NSPCC: One in five children referred to local mental health services are rejected for treatment

Era 3, Health care reforn in the UK

Those rejected include abused and neglected children. Charity warns of a ‘time bomb’ of serious mental health conditions if vulnerable victims don’t get early help

More than a fifth of all children referred to local specialist NHS mental health services, including children whose problems stem from abuse, are rejected for treatment, the NSPCC reveals today.

New statistics from 35 Mental Health Trusts across England show that of a total of 186,453 cases referred by GPs and other professionals, 39,652 children did not receive help.1

A worrying picture also emerged from six Trusts who provided a breakdown of outcomes for children referred to Child and Adolescent Mental Health Services (CAMHS) who had problems associated with abuse or neglect. In these Trusts 305 of the 1,843 – one in six – cases were rejected.2

Children who have been abused or neglected could face serious long-term mental health problems because of a lack of support, the NSPCC says. The charity says a ‘time bomb’ of serious conditions is being created by children not getting appropriate early help. The findings come as reported abuse across the UK soars.

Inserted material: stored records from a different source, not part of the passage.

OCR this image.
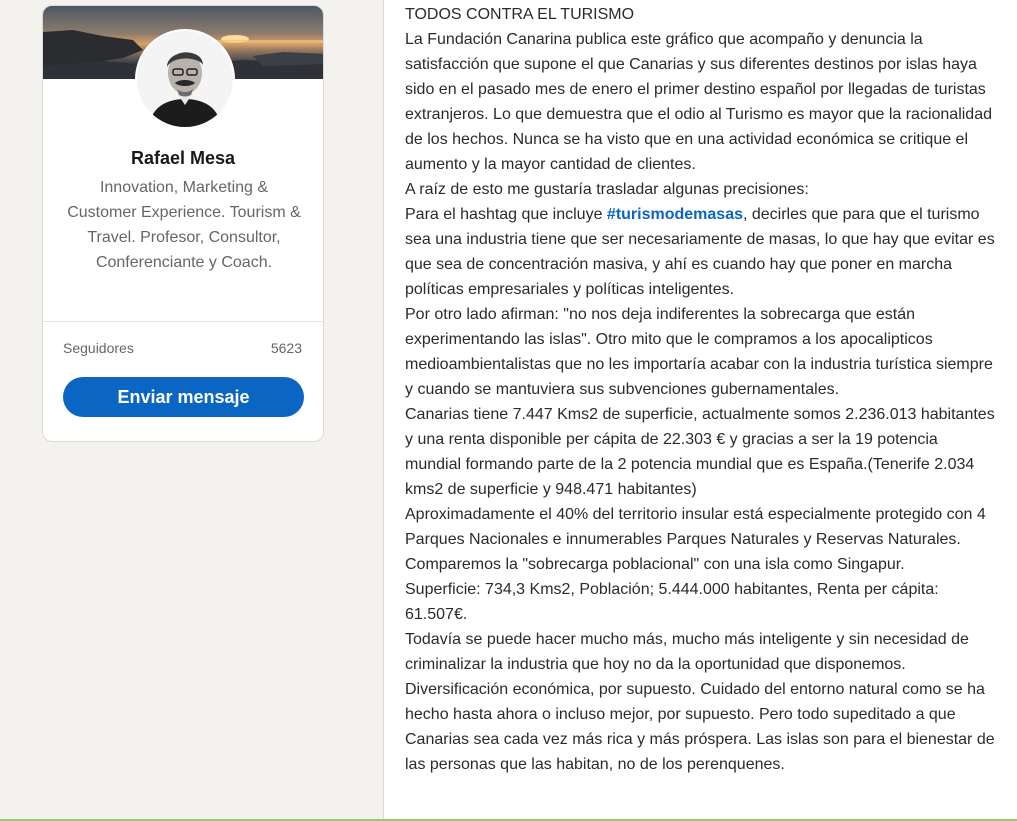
Rafael Mesa
Innovation, Marketing & Customer Experience. Tourism & Travel. Profesor, Consultor, Conferenciante y Coach.
Seguidores	5623
Enviar mensaje

TODOS CONTRA EL TURISMO

La Fundación Canarina publica este gráfico que acompaño y denuncia la satisfacción que supone el que Canarias y sus diferentes destinos por islas haya sido en el pasado mes de enero el primer destino español por llegadas de turistas extranjeros. Lo que demuestra que el odio al Turismo es mayor que la racionalidad de los hechos. Nunca se ha visto que en una actividad económica se critique el aumento y la mayor cantidad de clientes.

A raíz de esto me gustaría trasladar algunas precisiones:

Para el hashtag que incluye #turismodemasas, decirles que para que el turismo sea una industria tiene que ser necesariamente de masas, lo que hay que evitar es que sea de concentración masiva, y ahí es cuando hay que poner en marcha políticas empresariales y políticas inteligentes.

Por otro lado afirman: "no nos deja indiferentes la sobrecarga que están experimentando las islas". Otro mito que le compramos a los apocalipticos medioambientalistas que no les importaría acabar con la industria turística siempre y cuando se mantuviera sus subvenciones gubernamentales.

Canarias tiene 7.447 Kms2 de superficie, actualmente somos 2.236.013 habitantes y una renta disponible per cápita de 22.303 € y gracias a ser la 19 potencia mundial formando parte de la 2 potencia mundial que es España.(Tenerife 2.034 kms2 de superficie y 948.471 habitantes)

Aproximadamente el 40% del territorio insular está especialmente protegido con 4 Parques Nacionales e innumerables Parques Naturales y Reservas Naturales.

Comparemos la "sobrecarga poblacional" con una isla como Singapur.

Superficie: 734,3 Kms2, Población; 5.444.000 habitantes, Renta per cápita: 61.507€.

Todavía se puede hacer mucho más, mucho más inteligente y sin necesidad de criminalizar la industria que hoy no da la oportunidad que disponemos.

Diversificación económica, por supuesto. Cuidado del entorno natural como se ha hecho hasta ahora o incluso mejor, por supuesto. Pero todo supeditado a que Canarias sea cada vez más rica y más próspera. Las islas son para el bienestar de las personas que las habitan, no de los perenquenes.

Where reasons were given for not offering a service to children affected by abuse or neglect it was often because did not meet the high clinical threshold to qualify for treatment at a CAMHS. Not all abused children will have a diagnosable mental health problem but many will still need therapeutic support to help them deal with their trauma.

Some evidence has raised concerns around access to this kind of support for children and young people following abuse. Strict access criteria, both for assessment and treatment, have been identified as significant issues in some areas.3

NSPCC Chief Executive, Peter Wanless said: “There’s been a huge increase in awareness about all forms of abuse in recent years. If children don’t receive the right kind of help and support following a disclosure, the damage can last a lifetime and include post-traumatic stress disorder, depression or suicidal thoughts in adulthood. Not addressing their needs early on is just creating a time bomb of mental health problems. Sadly, the availability of specialist services that meet the needs of abused children, when they need it, do not appear to have kept pace with this growth in understanding of the crime. There is a vacuum that needs to be filled and it needs to be a national and local priority.

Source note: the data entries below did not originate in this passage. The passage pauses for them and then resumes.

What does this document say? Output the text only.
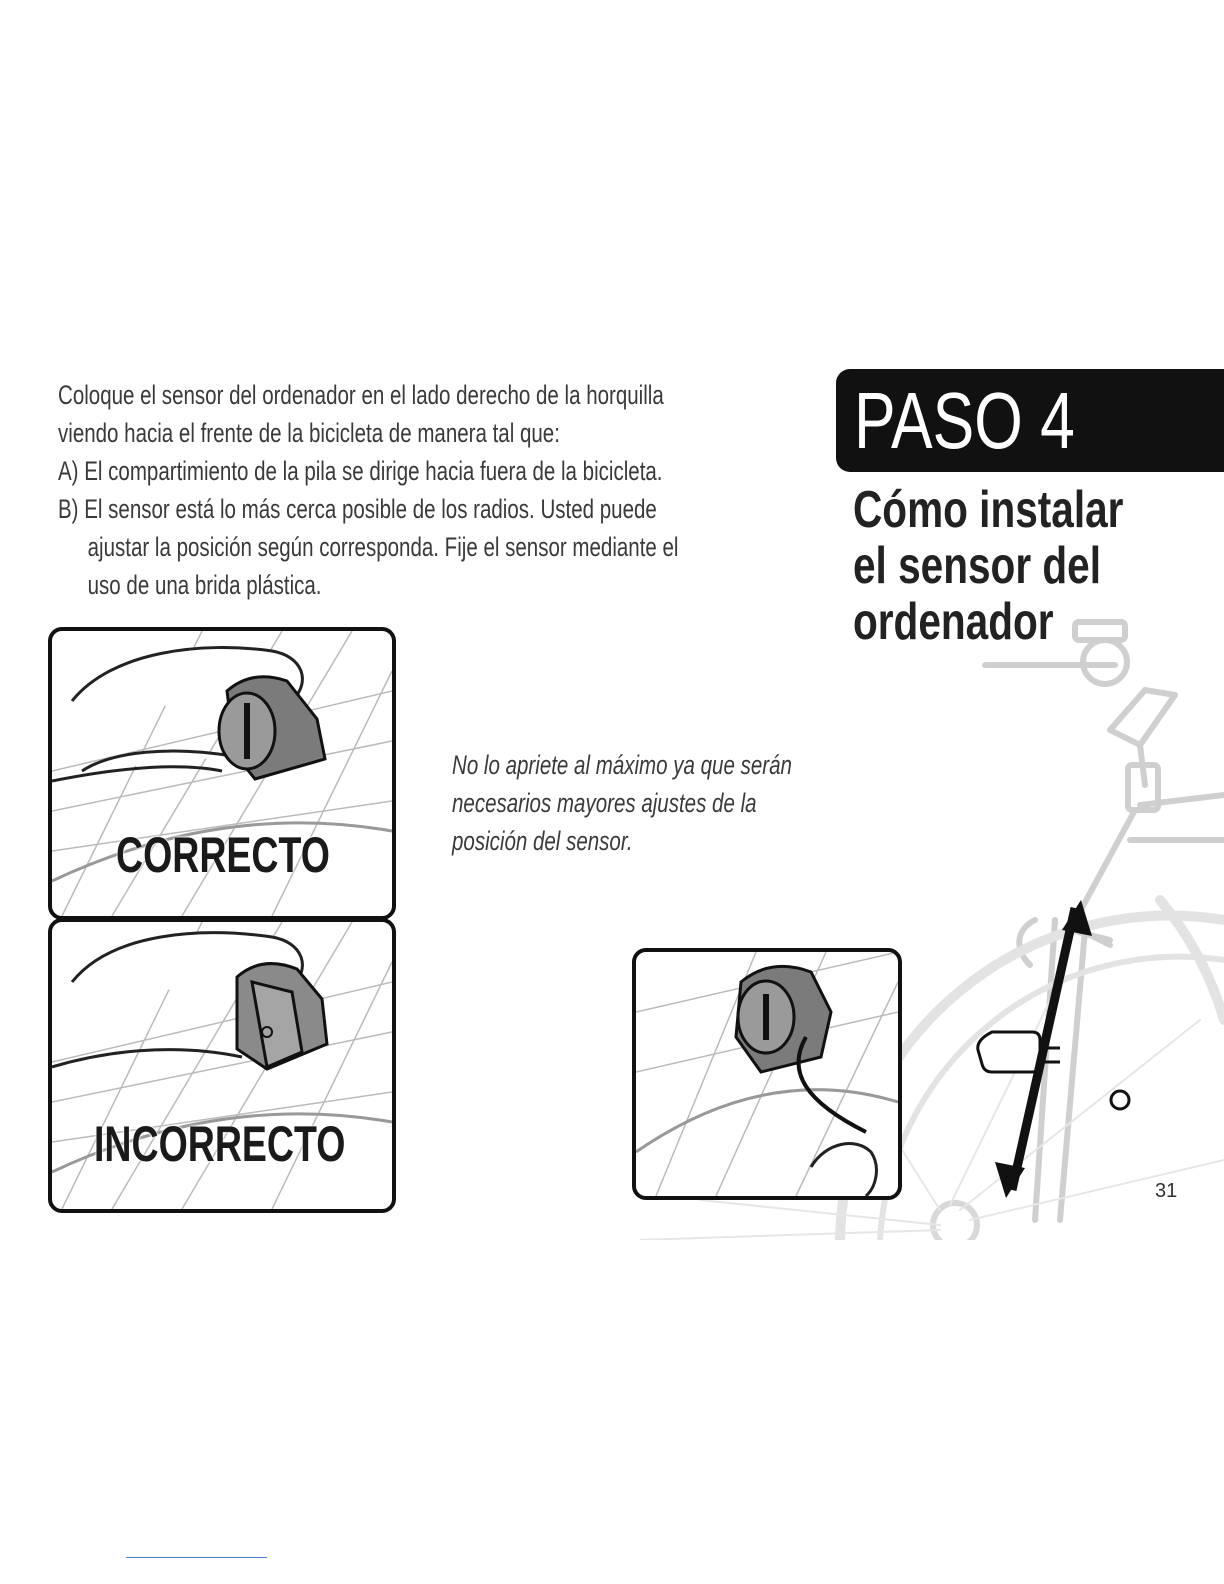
Coloque el sensor del ordenador en el lado derecho de la horquilla
viendo hacia el frente de la bicicleta de manera tal que:
A) El compartimiento de la pila se dirige hacia fuera de la bicicleta.
B) El sensor está lo más cerca posible de los radios. Usted puede
ajustar la posición según corresponda. Fije el sensor mediante el
uso de una brida plástica.
PASO 4
Cómo instalar
el sensor del
ordenador
No lo apriete al máximo ya que serán
necesarios mayores ajustes de la
posición del sensor.
CORRECTO
INCORRECTO
31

“Children and Adolescent Mental Health Services are just one part of the jigsaw and it’s clear the current range of support available does not meet the needs of many abused and neglected children. Often children who are suffering with the consequences of what’s been done to them won’t necessarily meet a medical threshold but the emotional and psychological fallout of their abuse can snowball and get more severe in years to come. Desperate and frightened about their feelings, but unable to access services, some of these children call ChildLine. More and more victims of abuse are speaking out and we need to match their bravery with more specialist therapeutic support that is age-appropriate and there for children and young people, for as long as they need it.”

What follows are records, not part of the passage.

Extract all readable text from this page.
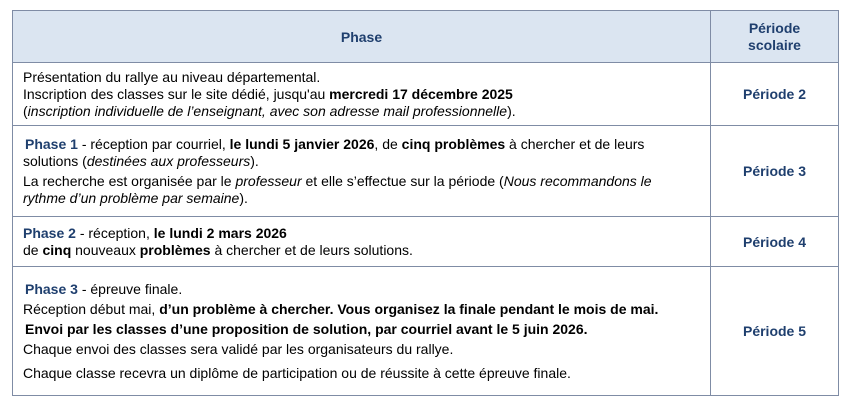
Phase	Période
scolaire

Présentation du rallye au niveau départemental.
Inscription des classes sur le site dédié, jusqu'au mercredi 17 décembre 2025
(inscription individuelle de l’enseignant, avec son adresse mail professionnelle).	Période 2

Phase 1 - réception par courriel, le lundi 5 janvier 2026, de cinq problèmes à chercher et de leurs
solutions (destinées aux professeurs).
La recherche est organisée par le professeur et elle s’effectue sur la période (Nous recommandons le
rythme d’un problème par semaine).	Période 3

Phase 2 - réception, le lundi 2 mars 2026
de cinq nouveaux problèmes à chercher et de leurs solutions.	Période 4

Phase 3 - épreuve finale.
Réception début mai, d’un problème à chercher. Vous organisez la finale pendant le mois de mai.
Envoi par les classes d’une proposition de solution, par courriel avant le 5 juin 2026.
Chaque envoi des classes sera validé par les organisateurs du rallye.
Chaque classe recevra un diplôme de participation ou de réussite à cette épreuve finale.	Période 5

The NSPCC’s ChildLine service recently revealed it had received nearly 100 contacts a week last year from children who have been abused and whose mental health and wellbeing are suffering as a consequence. Previous research by the charity has found huge gaps between the estimated need for services by victims of sexual abuse for example and service availability.4

The NSPCC’s state of the nation How Safe 2015 report, revealed the number of sexual offences against children recorded by police in England and Wales soared by more than a third last year (2013-14), with the number of children referred to social services also soaring.5

1 12 Trusts approached did not provide data for a variety of reasons including commercial sensitivity
2 Of the Trusts who provided data on referrals for children who had abuse or neglect as a primary concern it was not clear in some cases whether children rejected for a service went on to receive support elsewhere.
3 Goddard, Harewood, Brennan. (March 2015). Review of pathway following sexual assault for children and young people in London. The Havens, King’s College Hospital NHS Foundation Trust on behalf of NHS England.
4 Allnock, D. et al (2009) Sexual abuse and therapeutic services for children and young people: the gap between provision and need. London: NSPCC.
5 It’s not clear why the number of offences has risen so dramatically. Greater awareness may be giving more victims the courage to come forward, including those reporting non-recent abuse, or the police forces have improved their recording methods. However it does mean that more children are speaking out, only to find little support to help them recover from abuse.